Principles determining the structure of beta-sheet barrels in proteins. II. The observed structures.

In the accompanying paper we derived a set of principles that, we argue, govern the structure of beta-sheet barrels. Barrel structures are classified in terms of two integral parameters: the number of strands in the beta-sheet, n, and a measure of the stagger in the beta-sheet, S. We derived a set of equations that show how the (n, S) values of a barrel structure determine the arrangement of its strands; its general shape; the twist and coiling of the beta-sheet, and the arrangement of residues in the barrel interior. This work suggested that there are ten different combinations of n and S that form barrels with good beta-sheet geometries and interiors close packed by beta-sheet residues.

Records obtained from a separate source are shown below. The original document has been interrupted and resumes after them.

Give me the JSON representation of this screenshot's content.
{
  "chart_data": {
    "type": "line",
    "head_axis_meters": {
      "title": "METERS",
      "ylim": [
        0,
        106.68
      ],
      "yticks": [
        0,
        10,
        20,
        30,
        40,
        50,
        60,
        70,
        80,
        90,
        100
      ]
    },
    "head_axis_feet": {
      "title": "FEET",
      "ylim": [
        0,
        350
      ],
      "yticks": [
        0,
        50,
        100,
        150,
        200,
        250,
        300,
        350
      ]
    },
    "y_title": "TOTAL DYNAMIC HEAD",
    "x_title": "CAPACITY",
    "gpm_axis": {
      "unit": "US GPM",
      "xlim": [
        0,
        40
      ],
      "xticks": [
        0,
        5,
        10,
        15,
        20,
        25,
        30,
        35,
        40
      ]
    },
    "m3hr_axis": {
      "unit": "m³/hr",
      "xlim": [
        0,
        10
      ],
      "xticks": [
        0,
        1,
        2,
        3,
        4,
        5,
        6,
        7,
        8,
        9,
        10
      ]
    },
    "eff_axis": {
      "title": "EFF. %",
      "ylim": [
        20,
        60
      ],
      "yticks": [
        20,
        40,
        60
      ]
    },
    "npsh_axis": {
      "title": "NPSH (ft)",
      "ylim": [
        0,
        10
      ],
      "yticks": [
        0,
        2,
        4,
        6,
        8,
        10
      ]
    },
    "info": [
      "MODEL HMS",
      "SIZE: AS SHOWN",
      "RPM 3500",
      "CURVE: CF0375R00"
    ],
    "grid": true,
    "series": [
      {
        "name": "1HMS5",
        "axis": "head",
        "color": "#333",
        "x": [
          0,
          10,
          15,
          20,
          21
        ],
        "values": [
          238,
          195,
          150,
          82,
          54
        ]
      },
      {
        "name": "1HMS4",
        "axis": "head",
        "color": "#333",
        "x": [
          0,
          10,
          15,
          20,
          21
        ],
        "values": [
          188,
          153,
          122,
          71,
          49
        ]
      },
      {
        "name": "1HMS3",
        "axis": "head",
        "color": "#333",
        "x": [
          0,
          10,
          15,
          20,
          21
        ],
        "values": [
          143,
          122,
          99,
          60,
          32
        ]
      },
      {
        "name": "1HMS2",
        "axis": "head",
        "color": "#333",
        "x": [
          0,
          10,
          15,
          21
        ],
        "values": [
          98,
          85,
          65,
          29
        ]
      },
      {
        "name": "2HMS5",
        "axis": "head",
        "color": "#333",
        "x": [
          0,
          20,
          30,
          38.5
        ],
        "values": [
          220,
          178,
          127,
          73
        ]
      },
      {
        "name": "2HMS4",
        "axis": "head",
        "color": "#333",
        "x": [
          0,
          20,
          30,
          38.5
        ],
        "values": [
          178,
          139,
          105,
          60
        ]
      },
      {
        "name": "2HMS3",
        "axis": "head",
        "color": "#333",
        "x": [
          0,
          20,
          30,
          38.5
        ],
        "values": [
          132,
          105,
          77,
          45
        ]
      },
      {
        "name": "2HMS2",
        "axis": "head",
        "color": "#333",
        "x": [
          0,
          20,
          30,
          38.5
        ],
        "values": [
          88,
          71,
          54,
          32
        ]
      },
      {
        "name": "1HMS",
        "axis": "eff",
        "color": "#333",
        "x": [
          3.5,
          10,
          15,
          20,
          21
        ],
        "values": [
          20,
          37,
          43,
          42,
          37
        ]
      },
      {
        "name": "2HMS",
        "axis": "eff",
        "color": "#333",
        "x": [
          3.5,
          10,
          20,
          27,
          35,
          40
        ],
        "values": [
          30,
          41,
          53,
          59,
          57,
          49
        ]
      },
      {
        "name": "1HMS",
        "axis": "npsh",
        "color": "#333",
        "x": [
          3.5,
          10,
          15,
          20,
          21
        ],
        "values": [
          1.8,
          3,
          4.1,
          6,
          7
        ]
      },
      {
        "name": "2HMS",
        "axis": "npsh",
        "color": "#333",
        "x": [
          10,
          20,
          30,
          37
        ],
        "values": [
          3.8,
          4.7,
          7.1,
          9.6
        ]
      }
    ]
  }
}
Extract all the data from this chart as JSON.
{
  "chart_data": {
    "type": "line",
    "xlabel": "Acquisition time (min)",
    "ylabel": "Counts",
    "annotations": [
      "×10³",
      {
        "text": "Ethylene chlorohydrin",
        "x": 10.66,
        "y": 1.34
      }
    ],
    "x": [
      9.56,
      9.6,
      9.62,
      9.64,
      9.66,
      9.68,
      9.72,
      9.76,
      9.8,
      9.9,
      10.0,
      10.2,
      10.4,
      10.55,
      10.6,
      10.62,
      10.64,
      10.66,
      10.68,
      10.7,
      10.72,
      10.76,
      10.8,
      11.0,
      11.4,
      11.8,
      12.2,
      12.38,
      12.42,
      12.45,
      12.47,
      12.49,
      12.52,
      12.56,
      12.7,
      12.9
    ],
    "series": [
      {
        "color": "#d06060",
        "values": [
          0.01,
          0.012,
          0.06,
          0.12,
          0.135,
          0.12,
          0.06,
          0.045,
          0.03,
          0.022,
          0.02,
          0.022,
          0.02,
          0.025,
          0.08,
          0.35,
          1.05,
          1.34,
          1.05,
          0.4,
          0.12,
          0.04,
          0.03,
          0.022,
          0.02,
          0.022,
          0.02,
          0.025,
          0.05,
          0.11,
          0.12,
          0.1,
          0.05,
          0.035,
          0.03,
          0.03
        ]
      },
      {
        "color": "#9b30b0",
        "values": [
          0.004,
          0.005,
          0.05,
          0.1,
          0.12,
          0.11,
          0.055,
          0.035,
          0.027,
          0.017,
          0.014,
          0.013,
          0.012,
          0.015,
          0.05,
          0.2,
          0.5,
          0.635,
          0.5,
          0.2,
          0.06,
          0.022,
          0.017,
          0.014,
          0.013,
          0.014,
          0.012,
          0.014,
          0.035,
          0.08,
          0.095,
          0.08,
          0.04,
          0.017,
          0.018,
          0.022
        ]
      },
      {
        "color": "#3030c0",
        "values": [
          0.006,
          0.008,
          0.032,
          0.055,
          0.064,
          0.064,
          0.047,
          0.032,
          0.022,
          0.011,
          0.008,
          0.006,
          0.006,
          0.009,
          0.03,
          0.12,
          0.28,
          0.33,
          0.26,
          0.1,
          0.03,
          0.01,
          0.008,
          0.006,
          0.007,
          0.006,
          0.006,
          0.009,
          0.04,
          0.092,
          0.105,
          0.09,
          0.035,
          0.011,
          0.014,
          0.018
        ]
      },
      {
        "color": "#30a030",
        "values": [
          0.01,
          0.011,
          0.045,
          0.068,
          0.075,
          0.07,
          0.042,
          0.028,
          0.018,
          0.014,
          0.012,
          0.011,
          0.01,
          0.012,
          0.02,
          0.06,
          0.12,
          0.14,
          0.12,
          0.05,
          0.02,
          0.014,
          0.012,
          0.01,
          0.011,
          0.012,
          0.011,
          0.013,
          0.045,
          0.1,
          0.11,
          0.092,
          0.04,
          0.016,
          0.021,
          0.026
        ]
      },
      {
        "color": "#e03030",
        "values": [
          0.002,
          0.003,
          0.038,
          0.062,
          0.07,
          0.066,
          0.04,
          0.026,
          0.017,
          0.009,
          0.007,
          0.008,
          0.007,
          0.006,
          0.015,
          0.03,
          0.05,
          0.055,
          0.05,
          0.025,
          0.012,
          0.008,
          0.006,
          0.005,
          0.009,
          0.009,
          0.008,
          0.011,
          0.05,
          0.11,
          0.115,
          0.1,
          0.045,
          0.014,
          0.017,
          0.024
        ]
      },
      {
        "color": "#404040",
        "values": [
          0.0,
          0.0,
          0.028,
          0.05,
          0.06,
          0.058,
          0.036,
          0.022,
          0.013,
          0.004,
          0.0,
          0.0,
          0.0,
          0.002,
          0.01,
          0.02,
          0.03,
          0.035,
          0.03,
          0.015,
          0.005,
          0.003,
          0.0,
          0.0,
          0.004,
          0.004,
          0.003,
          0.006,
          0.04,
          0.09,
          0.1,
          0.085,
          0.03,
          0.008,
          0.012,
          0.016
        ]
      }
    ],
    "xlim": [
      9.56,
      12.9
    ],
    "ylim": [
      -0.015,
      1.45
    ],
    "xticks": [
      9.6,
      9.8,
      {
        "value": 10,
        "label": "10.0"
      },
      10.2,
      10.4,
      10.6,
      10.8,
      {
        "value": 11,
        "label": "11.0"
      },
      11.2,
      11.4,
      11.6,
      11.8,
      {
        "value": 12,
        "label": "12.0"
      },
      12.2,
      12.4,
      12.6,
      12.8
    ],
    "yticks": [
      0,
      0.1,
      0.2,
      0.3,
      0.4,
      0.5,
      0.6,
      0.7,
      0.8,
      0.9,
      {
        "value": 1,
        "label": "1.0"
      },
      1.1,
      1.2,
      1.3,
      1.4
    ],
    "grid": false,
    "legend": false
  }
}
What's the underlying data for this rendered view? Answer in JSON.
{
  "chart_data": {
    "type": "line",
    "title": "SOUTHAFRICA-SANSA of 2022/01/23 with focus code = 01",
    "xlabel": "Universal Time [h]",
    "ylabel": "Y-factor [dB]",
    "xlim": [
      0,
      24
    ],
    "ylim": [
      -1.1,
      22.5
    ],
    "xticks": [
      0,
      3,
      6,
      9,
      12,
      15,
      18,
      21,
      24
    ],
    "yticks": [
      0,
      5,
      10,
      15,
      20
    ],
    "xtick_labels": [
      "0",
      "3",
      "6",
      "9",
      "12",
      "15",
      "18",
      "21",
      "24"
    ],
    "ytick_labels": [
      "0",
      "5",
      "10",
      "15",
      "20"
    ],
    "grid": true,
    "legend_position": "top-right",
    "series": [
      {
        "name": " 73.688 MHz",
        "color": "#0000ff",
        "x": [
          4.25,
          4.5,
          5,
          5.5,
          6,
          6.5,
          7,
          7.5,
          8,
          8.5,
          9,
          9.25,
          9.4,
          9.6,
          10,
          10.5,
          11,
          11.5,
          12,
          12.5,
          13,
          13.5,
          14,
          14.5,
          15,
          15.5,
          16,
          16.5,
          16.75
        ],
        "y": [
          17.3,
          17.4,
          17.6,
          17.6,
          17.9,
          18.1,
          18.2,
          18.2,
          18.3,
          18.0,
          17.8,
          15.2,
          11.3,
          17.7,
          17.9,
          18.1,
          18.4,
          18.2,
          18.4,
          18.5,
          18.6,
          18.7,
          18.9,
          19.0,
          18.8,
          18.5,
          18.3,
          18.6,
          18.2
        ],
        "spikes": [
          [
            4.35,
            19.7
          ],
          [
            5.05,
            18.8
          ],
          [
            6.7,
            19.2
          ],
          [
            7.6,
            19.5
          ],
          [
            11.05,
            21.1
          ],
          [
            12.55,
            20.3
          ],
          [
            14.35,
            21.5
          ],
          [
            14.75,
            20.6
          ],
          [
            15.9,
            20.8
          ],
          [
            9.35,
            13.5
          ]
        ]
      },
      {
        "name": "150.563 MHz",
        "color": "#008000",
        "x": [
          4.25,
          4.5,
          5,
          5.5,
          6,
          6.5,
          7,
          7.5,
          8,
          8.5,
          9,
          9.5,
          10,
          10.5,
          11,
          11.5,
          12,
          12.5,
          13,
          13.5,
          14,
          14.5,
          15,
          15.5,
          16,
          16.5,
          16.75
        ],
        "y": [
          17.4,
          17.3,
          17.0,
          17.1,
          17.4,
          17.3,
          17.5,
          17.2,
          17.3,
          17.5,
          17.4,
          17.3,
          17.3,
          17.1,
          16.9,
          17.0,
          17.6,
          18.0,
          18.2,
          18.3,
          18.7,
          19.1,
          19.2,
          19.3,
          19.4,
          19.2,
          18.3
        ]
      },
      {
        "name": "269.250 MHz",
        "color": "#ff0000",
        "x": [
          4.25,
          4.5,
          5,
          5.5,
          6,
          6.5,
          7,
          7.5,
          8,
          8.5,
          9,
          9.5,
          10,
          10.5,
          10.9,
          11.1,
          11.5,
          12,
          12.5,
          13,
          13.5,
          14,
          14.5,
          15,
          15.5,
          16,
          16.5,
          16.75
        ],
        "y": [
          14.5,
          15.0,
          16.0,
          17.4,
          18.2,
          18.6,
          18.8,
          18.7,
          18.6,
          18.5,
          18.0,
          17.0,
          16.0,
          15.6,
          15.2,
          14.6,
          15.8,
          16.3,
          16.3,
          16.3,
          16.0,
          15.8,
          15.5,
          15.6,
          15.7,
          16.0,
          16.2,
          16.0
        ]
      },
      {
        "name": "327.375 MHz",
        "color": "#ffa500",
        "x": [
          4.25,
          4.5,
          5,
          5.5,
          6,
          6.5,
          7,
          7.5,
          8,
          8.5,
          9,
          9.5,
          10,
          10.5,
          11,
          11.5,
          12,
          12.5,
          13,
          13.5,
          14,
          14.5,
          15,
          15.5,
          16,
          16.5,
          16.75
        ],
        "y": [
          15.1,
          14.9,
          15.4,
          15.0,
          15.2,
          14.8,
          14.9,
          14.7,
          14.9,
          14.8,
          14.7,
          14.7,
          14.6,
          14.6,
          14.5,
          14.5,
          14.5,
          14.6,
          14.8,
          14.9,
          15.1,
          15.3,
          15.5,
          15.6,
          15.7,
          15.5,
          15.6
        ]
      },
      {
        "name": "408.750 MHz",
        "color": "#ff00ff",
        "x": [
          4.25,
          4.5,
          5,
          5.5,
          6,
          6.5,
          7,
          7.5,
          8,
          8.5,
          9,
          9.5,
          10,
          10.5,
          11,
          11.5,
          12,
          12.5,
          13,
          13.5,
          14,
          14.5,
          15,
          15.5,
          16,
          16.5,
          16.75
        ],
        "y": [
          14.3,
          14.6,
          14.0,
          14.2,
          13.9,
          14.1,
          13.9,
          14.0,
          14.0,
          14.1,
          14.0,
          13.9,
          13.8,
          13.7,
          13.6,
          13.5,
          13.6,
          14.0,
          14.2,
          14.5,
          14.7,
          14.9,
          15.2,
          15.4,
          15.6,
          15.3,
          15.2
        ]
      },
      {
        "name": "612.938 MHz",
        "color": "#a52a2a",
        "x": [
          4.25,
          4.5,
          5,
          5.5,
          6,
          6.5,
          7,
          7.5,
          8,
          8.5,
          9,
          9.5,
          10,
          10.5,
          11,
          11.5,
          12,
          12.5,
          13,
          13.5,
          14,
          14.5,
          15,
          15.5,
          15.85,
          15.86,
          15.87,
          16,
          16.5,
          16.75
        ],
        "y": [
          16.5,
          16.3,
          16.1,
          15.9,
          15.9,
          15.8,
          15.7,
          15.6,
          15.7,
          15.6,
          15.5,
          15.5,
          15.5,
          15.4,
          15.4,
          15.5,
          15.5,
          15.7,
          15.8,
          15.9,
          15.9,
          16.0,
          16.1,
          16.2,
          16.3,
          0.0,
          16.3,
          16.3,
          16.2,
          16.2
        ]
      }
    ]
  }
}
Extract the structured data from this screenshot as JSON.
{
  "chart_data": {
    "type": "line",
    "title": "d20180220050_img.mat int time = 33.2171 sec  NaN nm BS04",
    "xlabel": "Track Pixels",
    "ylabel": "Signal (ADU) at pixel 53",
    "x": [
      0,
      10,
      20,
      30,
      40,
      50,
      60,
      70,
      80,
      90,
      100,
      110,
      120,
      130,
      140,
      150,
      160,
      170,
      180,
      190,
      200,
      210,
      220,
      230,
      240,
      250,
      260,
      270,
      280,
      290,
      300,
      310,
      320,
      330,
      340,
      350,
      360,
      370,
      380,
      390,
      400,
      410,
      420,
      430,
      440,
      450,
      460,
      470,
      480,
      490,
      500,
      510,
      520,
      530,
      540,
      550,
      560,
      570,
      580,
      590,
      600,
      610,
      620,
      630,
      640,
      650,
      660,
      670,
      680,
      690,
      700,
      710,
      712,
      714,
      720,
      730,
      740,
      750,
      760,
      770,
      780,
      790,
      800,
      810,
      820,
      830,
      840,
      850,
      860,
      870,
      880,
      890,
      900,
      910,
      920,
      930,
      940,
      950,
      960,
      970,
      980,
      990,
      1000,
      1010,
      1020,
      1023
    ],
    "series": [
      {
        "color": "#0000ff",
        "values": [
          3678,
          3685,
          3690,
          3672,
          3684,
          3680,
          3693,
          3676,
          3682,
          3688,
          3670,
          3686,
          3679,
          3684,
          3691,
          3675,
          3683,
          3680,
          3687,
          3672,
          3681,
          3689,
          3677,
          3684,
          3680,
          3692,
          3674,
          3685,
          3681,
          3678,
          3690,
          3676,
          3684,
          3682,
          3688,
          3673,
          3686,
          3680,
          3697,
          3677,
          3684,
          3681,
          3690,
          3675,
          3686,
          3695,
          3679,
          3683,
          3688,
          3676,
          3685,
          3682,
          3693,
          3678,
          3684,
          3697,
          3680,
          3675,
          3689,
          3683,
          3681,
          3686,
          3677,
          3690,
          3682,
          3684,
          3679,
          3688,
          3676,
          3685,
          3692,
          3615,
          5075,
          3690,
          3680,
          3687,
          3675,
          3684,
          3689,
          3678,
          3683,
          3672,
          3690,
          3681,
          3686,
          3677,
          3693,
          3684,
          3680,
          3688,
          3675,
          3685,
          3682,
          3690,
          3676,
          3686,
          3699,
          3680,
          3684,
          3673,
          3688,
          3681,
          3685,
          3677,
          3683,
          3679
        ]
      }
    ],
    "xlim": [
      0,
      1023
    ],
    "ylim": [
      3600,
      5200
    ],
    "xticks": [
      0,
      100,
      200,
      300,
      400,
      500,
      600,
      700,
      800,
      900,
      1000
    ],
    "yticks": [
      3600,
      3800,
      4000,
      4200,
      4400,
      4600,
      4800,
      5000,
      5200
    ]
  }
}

In this paper we demonstrate the validity of these principles. We analyse in detail the observed structures of 39 different beta-sheet barrels. These structures include representatives of all the different barrel structures currently known and for which atomic co-ordinates are available. We show that the observed arrangement of the strands, and the extent of the twist and coiling of the beta-sheets, are very close to those calculated from the (n, S) values for the barrel. Of the 39 structures, 34 have one of the ten (n, S) values that we expect to form barrels with good beta-sheet geometries and interiors close packed by beta-sheet residues. The other five have one of two (n, S) values that give good beta-sheet geometries but radii so large the beta-sheet residues leave cavities at the centre of the barrels. In at least four of these cavities have a functional role.